Finalising short-term measures
The MEPC meeting in June will also consider final changes to the CII before it is implemented next year. Submissions for the meeting include the addition of a ‘port time correction factor’ so that cruise ships spending a long time in port are not unfairly penalised in their CII rating. This will be debated; a counter proposal argues that the suggested factor goes too far and gives cruise ships an unfair advantage.
But the core issue around CII has yet to be addressed; whether to calculate CII using the Annual Emissions Reduction or Energy Efficiency Operating Index. This makes a material difference to the methods ship operators will need to take to comply, but for the time being it looks as though the calculation will need to be made using both factors. A decision could be made in 2026 when the measure is due to be reviewed, and though reduction rate targets have been set for 2023-2025, the steps from 2026-2030 still need to be decided.
Some national action plans will also be reviewed in June. Resolution MEPC.327(75) adopted in 2020 encourages member states to develop and submit voluntary plans to address GHG emissions from ships, outlining policies and actions. IMO and Norway have coordinated on the project GreenVoyage 2050. Based on that experience they are offering their guidance to other member states through a proposed series of meetings.

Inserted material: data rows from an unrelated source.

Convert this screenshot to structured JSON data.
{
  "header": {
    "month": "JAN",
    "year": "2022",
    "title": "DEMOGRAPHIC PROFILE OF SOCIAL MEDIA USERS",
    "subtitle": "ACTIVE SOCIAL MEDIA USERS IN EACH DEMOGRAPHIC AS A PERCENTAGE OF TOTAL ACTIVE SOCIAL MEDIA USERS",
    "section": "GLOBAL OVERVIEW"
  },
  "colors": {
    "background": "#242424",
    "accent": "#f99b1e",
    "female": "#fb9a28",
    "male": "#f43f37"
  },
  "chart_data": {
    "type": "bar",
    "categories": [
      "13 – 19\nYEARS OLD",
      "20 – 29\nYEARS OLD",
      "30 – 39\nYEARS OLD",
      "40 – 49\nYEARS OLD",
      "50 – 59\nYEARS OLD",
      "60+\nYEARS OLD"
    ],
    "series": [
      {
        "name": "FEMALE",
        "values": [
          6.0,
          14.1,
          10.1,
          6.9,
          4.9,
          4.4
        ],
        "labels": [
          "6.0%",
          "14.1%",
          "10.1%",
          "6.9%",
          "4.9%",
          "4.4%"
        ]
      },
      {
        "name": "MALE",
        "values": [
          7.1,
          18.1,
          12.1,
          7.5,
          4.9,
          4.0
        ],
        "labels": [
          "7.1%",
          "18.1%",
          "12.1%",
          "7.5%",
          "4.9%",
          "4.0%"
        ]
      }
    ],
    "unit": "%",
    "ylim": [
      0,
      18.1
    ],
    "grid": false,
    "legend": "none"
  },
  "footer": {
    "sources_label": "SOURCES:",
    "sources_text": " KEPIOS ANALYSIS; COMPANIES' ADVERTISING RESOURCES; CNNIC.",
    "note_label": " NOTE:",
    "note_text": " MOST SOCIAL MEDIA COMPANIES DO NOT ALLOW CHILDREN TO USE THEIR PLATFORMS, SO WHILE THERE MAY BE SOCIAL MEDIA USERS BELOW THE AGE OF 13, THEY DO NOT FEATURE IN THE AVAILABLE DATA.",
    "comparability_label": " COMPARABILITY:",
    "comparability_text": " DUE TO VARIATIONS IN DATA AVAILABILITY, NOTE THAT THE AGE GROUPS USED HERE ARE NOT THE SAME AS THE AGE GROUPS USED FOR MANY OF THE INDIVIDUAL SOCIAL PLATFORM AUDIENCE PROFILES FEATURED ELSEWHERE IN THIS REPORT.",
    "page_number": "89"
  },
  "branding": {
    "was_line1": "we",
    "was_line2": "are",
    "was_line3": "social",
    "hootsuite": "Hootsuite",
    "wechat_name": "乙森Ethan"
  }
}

Finland offers one of a few well-defined national action plans, driven by its government’s ambitious aim of carbon neutrality. The plan includes multiple incentives and funding for developing green shipping technologies and reorganizing logistics chains to reduce emissions, but wholeheartedly concedes jurisdiction over shipping emission regulations to the IMO.
External supervision
Other governments may not be so charitable. The European Union has already confirmed shipping’s inclusion in its emissions trading scheme, and that up to 75% of funds raised will be ploughed back into research into green shipping technologies. If MEPC is slow in making decisions, other governments could follow the EU’s lead.
A strongly worded report submitted to MEPC 78 by the Clean Shipping Coalition suggests that national governments would be within their rights to impose more restrictions on shipping in their quest to fulfil Paris Agreement obligations – even beyond sovereign waters.

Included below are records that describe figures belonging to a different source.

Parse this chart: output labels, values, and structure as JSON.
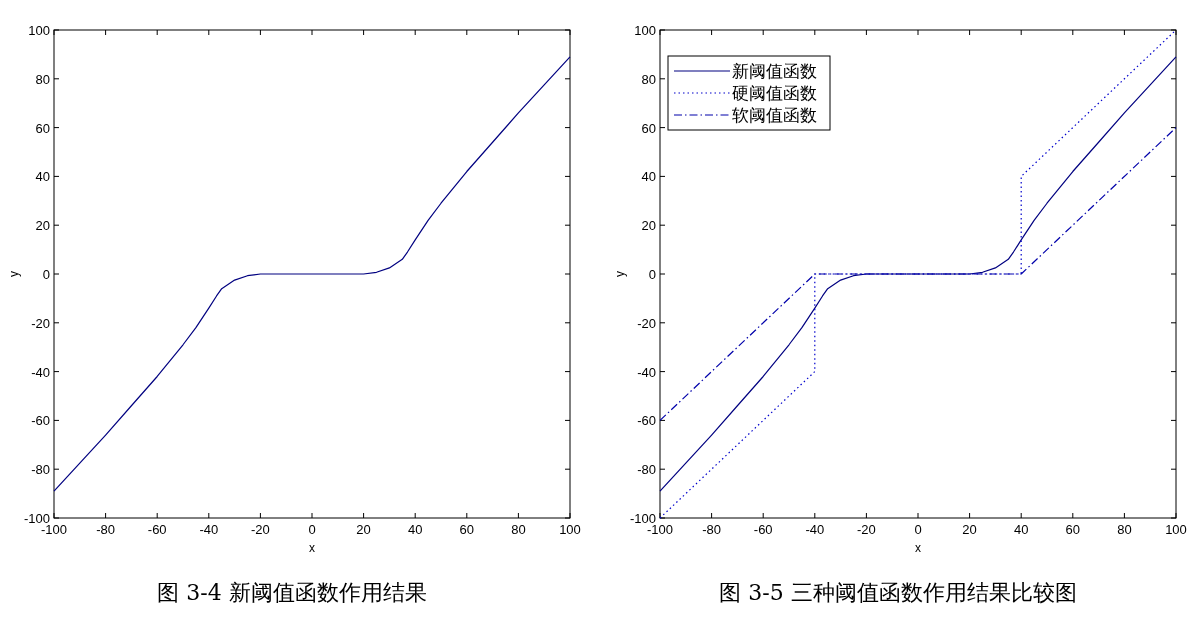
{
  "chart_data": [
    {
      "type": "line",
      "title": "图 3-4 新阈值函数作用结果",
      "xlabel": "x",
      "ylabel": "y",
      "xlim": [
        -100,
        100
      ],
      "ylim": [
        -100,
        100
      ],
      "xticks": [
        -100,
        -80,
        -60,
        -40,
        -20,
        0,
        20,
        40,
        60,
        80,
        100
      ],
      "yticks": [
        -100,
        -80,
        -60,
        -40,
        -20,
        0,
        20,
        40,
        60,
        80,
        100
      ],
      "grid": false,
      "legend": false,
      "series": [
        {
          "color": "#000080",
          "line_style": "solid",
          "x": [
            -100,
            -90,
            -80,
            -70,
            -60,
            -50,
            -45,
            -40,
            -37,
            -35,
            -30,
            -25,
            -20,
            0,
            20,
            25,
            30,
            35,
            37,
            40,
            45,
            50,
            60,
            70,
            80,
            90,
            100
          ],
          "values": [
            -89,
            -77.5,
            -66,
            -54,
            -42,
            -29,
            -22,
            -14,
            -9,
            -6,
            -2.5,
            -0.7,
            0,
            0,
            0,
            0.7,
            2.5,
            6,
            9,
            14,
            22,
            29,
            42,
            54,
            66,
            77.5,
            89
          ]
        }
      ]
    },
    {
      "type": "line",
      "title": "图 3-5 三种阈值函数作用结果比较图",
      "xlabel": "x",
      "ylabel": "y",
      "xlim": [
        -100,
        100
      ],
      "ylim": [
        -100,
        100
      ],
      "xticks": [
        -100,
        -80,
        -60,
        -40,
        -20,
        0,
        20,
        40,
        60,
        80,
        100
      ],
      "yticks": [
        -100,
        -80,
        -60,
        -40,
        -20,
        0,
        20,
        40,
        60,
        80,
        100
      ],
      "grid": false,
      "legend": "top left",
      "series": [
        {
          "name": "新阈值函数",
          "color": "#000080",
          "line_style": "solid",
          "x": [
            -100,
            -90,
            -80,
            -70,
            -60,
            -50,
            -45,
            -40,
            -37,
            -35,
            -30,
            -25,
            -20,
            0,
            20,
            25,
            30,
            35,
            37,
            40,
            45,
            50,
            60,
            70,
            80,
            90,
            100
          ],
          "values": [
            -89,
            -77.5,
            -66,
            -54,
            -42,
            -29,
            -22,
            -14,
            -9,
            -6,
            -2.5,
            -0.7,
            0,
            0,
            0,
            0.7,
            2.5,
            6,
            9,
            14,
            22,
            29,
            42,
            54,
            66,
            77.5,
            89
          ]
        },
        {
          "name": "硬阈值函数",
          "color": "#0000cc",
          "line_style": "dotted",
          "x": [
            -100,
            -40,
            -40,
            40,
            40,
            100
          ],
          "values": [
            -100,
            -40,
            0,
            0,
            40,
            100
          ]
        },
        {
          "name": "软阈值函数",
          "color": "#0000aa",
          "line_style": "dashdot",
          "x": [
            -100,
            -40,
            40,
            100
          ],
          "values": [
            -60,
            0,
            0,
            60
          ]
        }
      ]
    }
  ]
}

In the report, ‘Freedom to Regulate the High Seas’, Aoife O’Leary of Opportunity Green explores the legal basis for states to act on shipping emissions. She argues: “Provided a few important legal and enforcement considerations are respected and built into the design of any policy measure, there are no legal obstacles to national or regional action [on GHGs from the maritime sector].”
The report is a warning shot across the bow of MEPC and its member states. If shipping doesn’t start acting fast in the drive to stop climate change, someone else will take the responsibility. MEPC 78 in June is the first chance shipping will have to show governments that it is serious in its ambitions to eliminate greenhouse gas emissions.